An approach to detect network instrusion using machine learning paradigms
NIDS has been one of the prime concerns and also of the most researched fields using applied machine learning. The classical machine learning approaches have proved to be efficient in Network Intrusion Detection. I have made an attempt in making a customized ML model for Network Intrusion Detection, using the traditional models, and compared its performance to the exisiting ones.

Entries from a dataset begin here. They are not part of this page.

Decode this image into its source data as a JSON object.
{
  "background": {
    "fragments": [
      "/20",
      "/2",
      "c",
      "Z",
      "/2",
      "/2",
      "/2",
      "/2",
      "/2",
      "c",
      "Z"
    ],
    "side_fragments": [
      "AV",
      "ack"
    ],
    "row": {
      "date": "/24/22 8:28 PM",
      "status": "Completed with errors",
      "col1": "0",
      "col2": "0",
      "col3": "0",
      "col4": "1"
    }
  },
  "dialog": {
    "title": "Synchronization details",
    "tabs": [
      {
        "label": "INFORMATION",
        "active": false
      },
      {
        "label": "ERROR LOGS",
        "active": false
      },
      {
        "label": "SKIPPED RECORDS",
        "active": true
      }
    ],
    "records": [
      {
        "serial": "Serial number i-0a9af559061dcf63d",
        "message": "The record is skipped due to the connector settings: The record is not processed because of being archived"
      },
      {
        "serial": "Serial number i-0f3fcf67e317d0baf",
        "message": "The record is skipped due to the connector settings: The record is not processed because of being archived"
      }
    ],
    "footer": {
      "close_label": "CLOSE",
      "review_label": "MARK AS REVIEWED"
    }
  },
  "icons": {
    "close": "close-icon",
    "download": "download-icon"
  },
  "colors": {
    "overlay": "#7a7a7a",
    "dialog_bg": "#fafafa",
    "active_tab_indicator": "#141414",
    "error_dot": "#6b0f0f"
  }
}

Explainable AI has been used in order to predict and explain the model's behaviour. I have mainly used the feature importance plot to visualize the dependency of the model on the different attributes present in the data that has been used for training.
#Models used:
- Decision Tree
- Random Forest
- XGBoost
- A 2-Stacked Ensemble - with the 0th layer consisting of 3 Random Forest Models, and the 1st layer consisting of Logistic Regression as the meta-classifier
#Explainable AI framwork used: ShapLey
#Dataset used:
Train set: https://drive.google.com/file/d/1IjJw8NfuhrYPpVYntN5YE19poWEF4nUP/view?usp=sharing
Test set: https://drive.google.com/file/d/1i1l3UuZi6R6QcE2BsW-7JBx6Q1SDSohc/view?usp=sharing
#Mandatory Data Pre-processing
Apart from handling null values and type conversion, Oversampling has been performed in order to balance the dataset, as it is highly skewed.
#Results obtained:
The stacked ensemble performed well than both the Random Forest and Decision Tree classifiers, and was second to XGBoost in performance with respect to precision, accuracy and recall.
Using ShapLey, the feature importance plot generated indicates that Feature 46 or the PSH Flag Count is the most important feature, according to the ensemble model, in classifying the attacks into the respective classes.
Reference paper: The methodology/ workflow followed is based on the work proposed in the paper below:
T. Zebin, S. Rezvy and Y. Luo, "An Explainable AI-Based Intrusion Detection System for DNS Over HTTPS (DoH) Attacks," in IEEE Transactions on Information Forensics and Security, vol. 17, pp. 2339-2349, 2022, doi: 10.1109/TIFS.2022.3183390.